[datatable-help] Update table from other table
Michael Smith
my.r.help at gmail.com
Tue Sep 16 05:51:43 CEST 2014
That's interesting.
Internally, which join is more efficient? The first one (using
nomatch=0) I suppose?
M
On 09/16/2014 01:52 AM, Juan Manuel Truppia wrote:
> Arun, sometimes it helps to have nomatch = 0 when using :=
>
> dta = data.table(idx = c(1,1), key = "idx")

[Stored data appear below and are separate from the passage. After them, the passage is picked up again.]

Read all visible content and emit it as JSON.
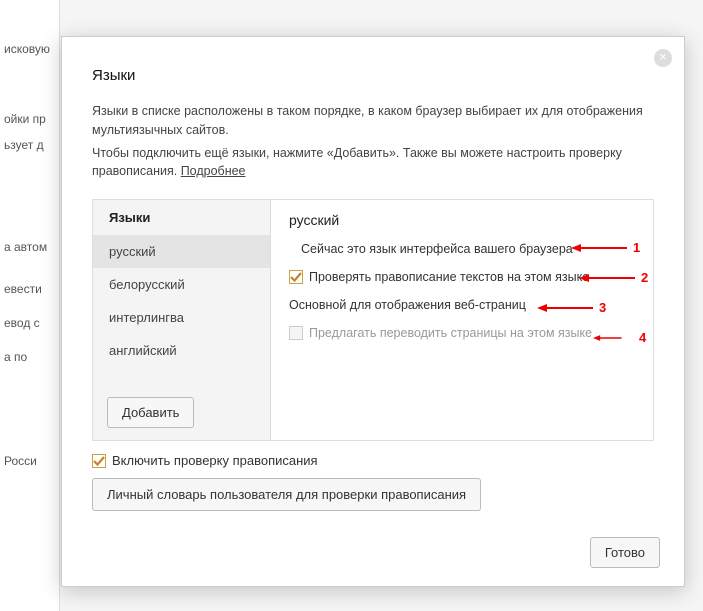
{
  "bg": {
    "items": [
      "исковую",
      "ойки пр",
      "ьзует д",
      "а автом",
      "евести",
      "евод с",
      "а по",
      "Росси"
    ]
  },
  "modal": {
    "title": "Языки",
    "intro1": "Языки в списке расположены в таком порядке, в каком браузер выбирает их для отображения мультиязычных сайтов.",
    "intro2_prefix": "Чтобы подключить ещё языки, нажмите «Добавить». Также вы можете настроить проверку правописания. ",
    "intro2_link": "Подробнее",
    "close_symbol": "×"
  },
  "langlist": {
    "header": "Языки",
    "items": [
      "русский",
      "белорусский",
      "интерлингва",
      "английский"
    ],
    "selected_index": 0,
    "add_label": "Добавить"
  },
  "detail": {
    "title": "русский",
    "row1": "Сейчас это язык интерфейса вашего браузера",
    "row2": "Проверять правописание текстов на этом языке",
    "row3": "Основной для отображения веб-страниц",
    "row4": "Предлагать переводить страницы на этом языке"
  },
  "annotations": {
    "n1": "1",
    "n2": "2",
    "n3": "3",
    "n4": "4"
  },
  "below": {
    "enable_spell": "Включить проверку правописания",
    "dict_button": "Личный словарь пользователя для проверки правописания"
  },
  "footer": {
    "done": "Готово"
  }
}
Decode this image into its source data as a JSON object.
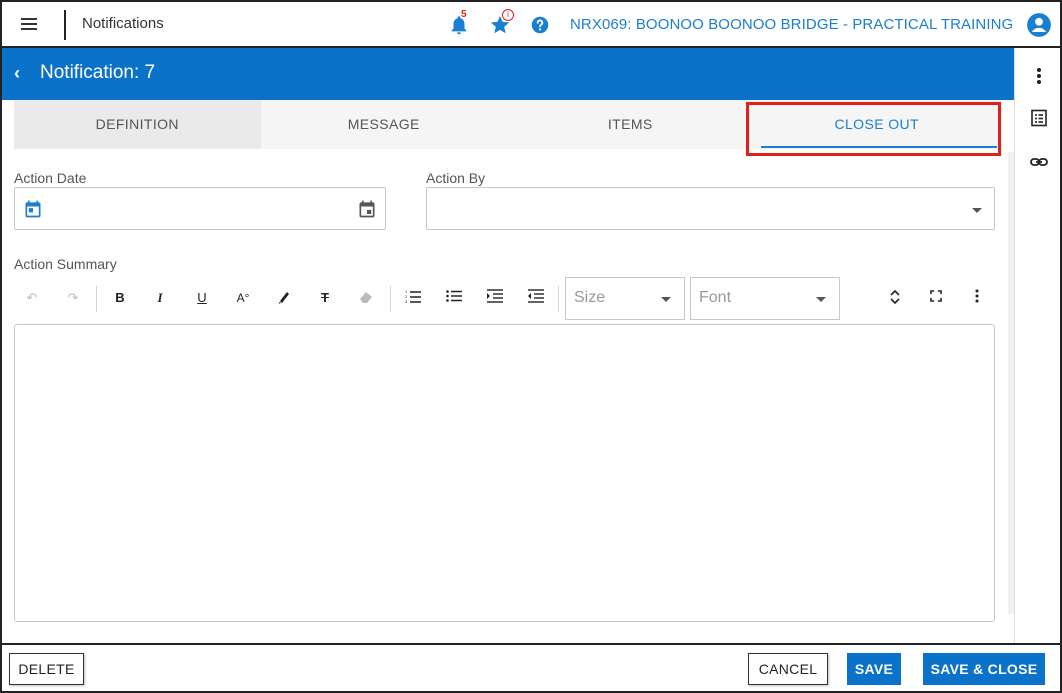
{
  "topbar": {
    "title": "Notifications",
    "notification_count": "5",
    "favorites_badge": "i",
    "project": "NRX069: BOONOO BOONOO BRIDGE - PRACTICAL TRAINING"
  },
  "header": {
    "title": "Notification: 7"
  },
  "tabs": [
    {
      "label": "DEFINITION"
    },
    {
      "label": "MESSAGE"
    },
    {
      "label": "ITEMS"
    },
    {
      "label": "CLOSE OUT"
    }
  ],
  "form": {
    "action_date_label": "Action Date",
    "action_date_value": "",
    "action_by_label": "Action By",
    "action_by_value": "",
    "action_summary_label": "Action Summary",
    "size_placeholder": "Size",
    "font_placeholder": "Font"
  },
  "footer": {
    "delete_label": "DELETE",
    "cancel_label": "CANCEL",
    "save_label": "SAVE",
    "save_close_label": "SAVE & CLOSE"
  },
  "colors": {
    "accent": "#0b72c9",
    "link": "#1a7fd0",
    "highlight": "#e0201b"
  }
}
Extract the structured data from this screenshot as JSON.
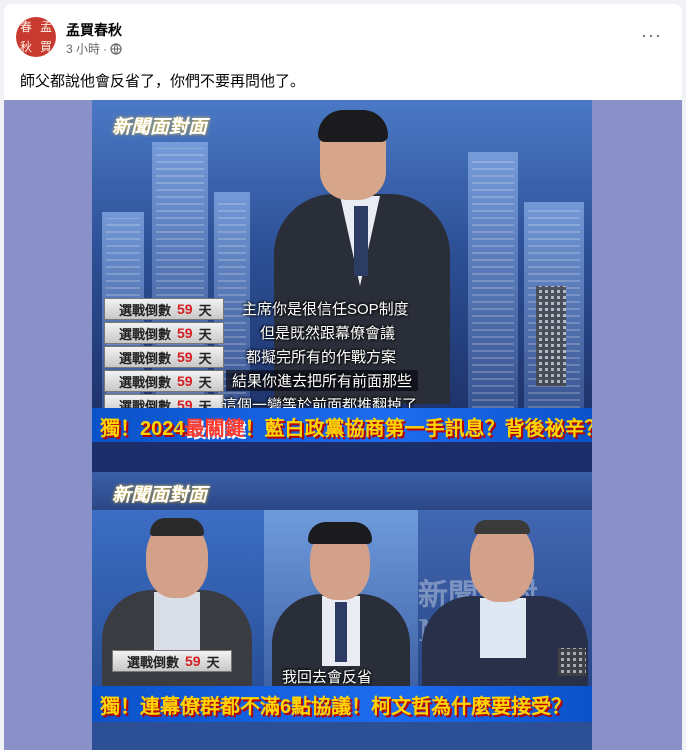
{
  "post": {
    "author": "孟買春秋",
    "avatar_chars": [
      "春",
      "孟",
      "秋",
      "買"
    ],
    "time": "3 小時",
    "separator": "·",
    "more": "···",
    "text": "師父都說他會反省了，你們不要再問他了。"
  },
  "image": {
    "frame1": {
      "logo": "新聞面對面",
      "countdown_label": "選戰倒數",
      "countdown_num": "59",
      "countdown_unit": "天",
      "subtitles": [
        "主席你是很信任SOP制度",
        "但是既然跟幕僚會議",
        "都擬完所有的作戰方案",
        "結果你進去把所有前面那些",
        "這個一變等於前面都推翻掉了"
      ],
      "banner_a": "獨！2024",
      "banner_b": "最關鍵",
      "banner_c": "！藍白政黨協商第一手訊息？背後祕辛？"
    },
    "frame2": {
      "logo": "新聞面對面",
      "watermark": "新聞面對 NEWS",
      "countdown_label": "選戰倒數",
      "countdown_num": "59",
      "countdown_unit": "天",
      "subtitle": "我回去會反省",
      "banner_a": "獨！連幕僚群都不滿6點協議！",
      "banner_b": "柯文哲為什麼要接受？"
    }
  },
  "colors": {
    "avatar": "#c8392f",
    "background": "#8a90c8",
    "banner_blue": "#1d6cf0",
    "banner_yellow": "#ffd400"
  }
}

> dtb = data.table(idx = c(1,2), val = c("a", "b"), key = "idx")
>
> This fails because of cartesian join not allowed by default
>
> dta[dtb, val := i.val]
>
> but this doesn't
>
> dta[dtb, val := i.val, nomatch = 0]
>
> This is the same as doing
>
> dta[dtb, val := i.val, allow.cartesian = TRUE]
>
> On Fri, Sep 12, 2014 at 8:08 PM, Arunkumar Srinivasan
> <aragorn168b at gmail.com <mailto:aragorn168b at gmail.com>> wrote:
>
> Glad it helped.
> Always welcome "pull requests" :).
>
> Arun
>
> From: Juan Manuel Truppia <jmtruppia at gmail.com>
> <mailto:jmtruppia at gmail.com>
> Reply: Juan Manuel Truppia <jmtruppia at gmail.com>>
> <mailto:jmtruppia at gmail.com>
> Date: September 12, 2014 at 5:46:59 PM
> To: Arunkumar Srinivasan <aragorn168b at gmail.com>>
> <mailto:aragorn168b at gmail.com>
> Cc: datatable-help at lists.r-forge.r-project.org
> <mailto:datatable-help at lists.r-forge.r-project.org>
> <datatable-help at lists.r-forge.r-project.org>>
> <mailto:datatable-help at lists.r-forge.r-project.org>
> Subject: Re: [datatable-help] Update table from other table
>
>> Great! (sorry, .EACHI = TRUE was an old definition).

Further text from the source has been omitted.